© Mark Thomas Ketterson – Opera News: “Caird’s production, in settings and costumes by Johan Engels, glowed resplendently under Duane Schuler’s lighting. The space was grounded by a raked disc, from which a series of luminescent, tubular trees grew during the prelude. Dancers befeathered in pure, iridescent white became a flock of swans suspended aloft via flight harnesses, and — in a nifty bit of stagecraft — also morphed into Kundry’s horse. Act II revealed Klingsor ensconced within a column of vapors and red neon, which subsequently exploded into a kaleidoscope of color as the Flowermaidens transformed the stage with undulating gowns of billowing gauze. (…) The show was generally lovely to behold, and the final tableau was ineffably moving, with Parsifal depicted surrounded by children, as one of those exquisite swans — subbing for Wagner’s designated dove — soared above him.”

© Dan Wang – Bachtrack: “(…) the production’s rich visual memory is not simply about reference. It is used to consistently and inventively fill the three axes of the stage space. The challenge in staging Wagner is to both create enough visual interest during often prodigiously long set pieces, and at the same time reserve enough visual novelty to structure the larger periods, the acts and the opera as a whole. Director John Caird and set designer Johan Engels find, time and again, gestures that are both expressively powerful and structurally clear. (…) Caird and Engels have a modern touch and a dramatic flair; Parsifal can use it.”

© MJ Chen – The Chicago Maroon: “(…) visually arresting set designed by Johan Engels; the sheer power of the staging is most obvious in the second and third acts.”

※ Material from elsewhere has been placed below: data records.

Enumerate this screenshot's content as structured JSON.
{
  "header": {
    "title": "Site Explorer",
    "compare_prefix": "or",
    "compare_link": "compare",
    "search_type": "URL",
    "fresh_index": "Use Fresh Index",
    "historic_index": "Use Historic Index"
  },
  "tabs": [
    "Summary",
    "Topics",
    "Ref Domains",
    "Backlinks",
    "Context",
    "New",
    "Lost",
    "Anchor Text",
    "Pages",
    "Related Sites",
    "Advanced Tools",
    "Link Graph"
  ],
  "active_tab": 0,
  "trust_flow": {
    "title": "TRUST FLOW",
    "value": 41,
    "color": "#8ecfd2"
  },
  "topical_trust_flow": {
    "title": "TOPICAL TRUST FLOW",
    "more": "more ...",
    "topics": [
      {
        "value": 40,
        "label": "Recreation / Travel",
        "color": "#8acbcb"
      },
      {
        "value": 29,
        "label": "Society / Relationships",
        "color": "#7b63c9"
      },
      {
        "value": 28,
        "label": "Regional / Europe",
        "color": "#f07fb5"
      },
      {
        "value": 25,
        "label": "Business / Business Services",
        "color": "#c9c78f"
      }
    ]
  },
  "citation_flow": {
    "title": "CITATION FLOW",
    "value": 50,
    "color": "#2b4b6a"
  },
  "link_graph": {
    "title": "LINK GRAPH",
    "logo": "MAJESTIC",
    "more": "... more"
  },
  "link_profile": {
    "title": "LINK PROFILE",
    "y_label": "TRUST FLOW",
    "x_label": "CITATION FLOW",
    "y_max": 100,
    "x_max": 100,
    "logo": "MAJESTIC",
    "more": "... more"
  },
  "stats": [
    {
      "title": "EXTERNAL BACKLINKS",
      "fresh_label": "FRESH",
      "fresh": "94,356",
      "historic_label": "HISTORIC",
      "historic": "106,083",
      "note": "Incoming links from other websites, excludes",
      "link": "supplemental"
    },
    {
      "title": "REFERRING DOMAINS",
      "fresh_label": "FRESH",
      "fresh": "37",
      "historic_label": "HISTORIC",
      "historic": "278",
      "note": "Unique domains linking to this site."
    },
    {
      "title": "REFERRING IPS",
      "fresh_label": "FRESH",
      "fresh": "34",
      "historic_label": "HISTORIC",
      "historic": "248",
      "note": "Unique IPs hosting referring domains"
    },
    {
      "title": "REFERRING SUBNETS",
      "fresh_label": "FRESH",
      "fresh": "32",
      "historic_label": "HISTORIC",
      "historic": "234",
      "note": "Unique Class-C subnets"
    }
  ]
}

© Susan Hall – Berkshire Fine Arts: “John Caird and Johan Engels’ production of Parsifal at the Lyric Opera of Chicago is an unqualified success. (…) The set, in some ways simple and yet richly suggestive, seems to move with the music. (…) Without in any way diminishing the music, and in fact enhancing it, the setting captured Wagner’s religious sense, an evocation of ritual, and wish for redemption in one fell swoop.  It was done with a riot of color evoking wonderful images fitting the tone and musical line.”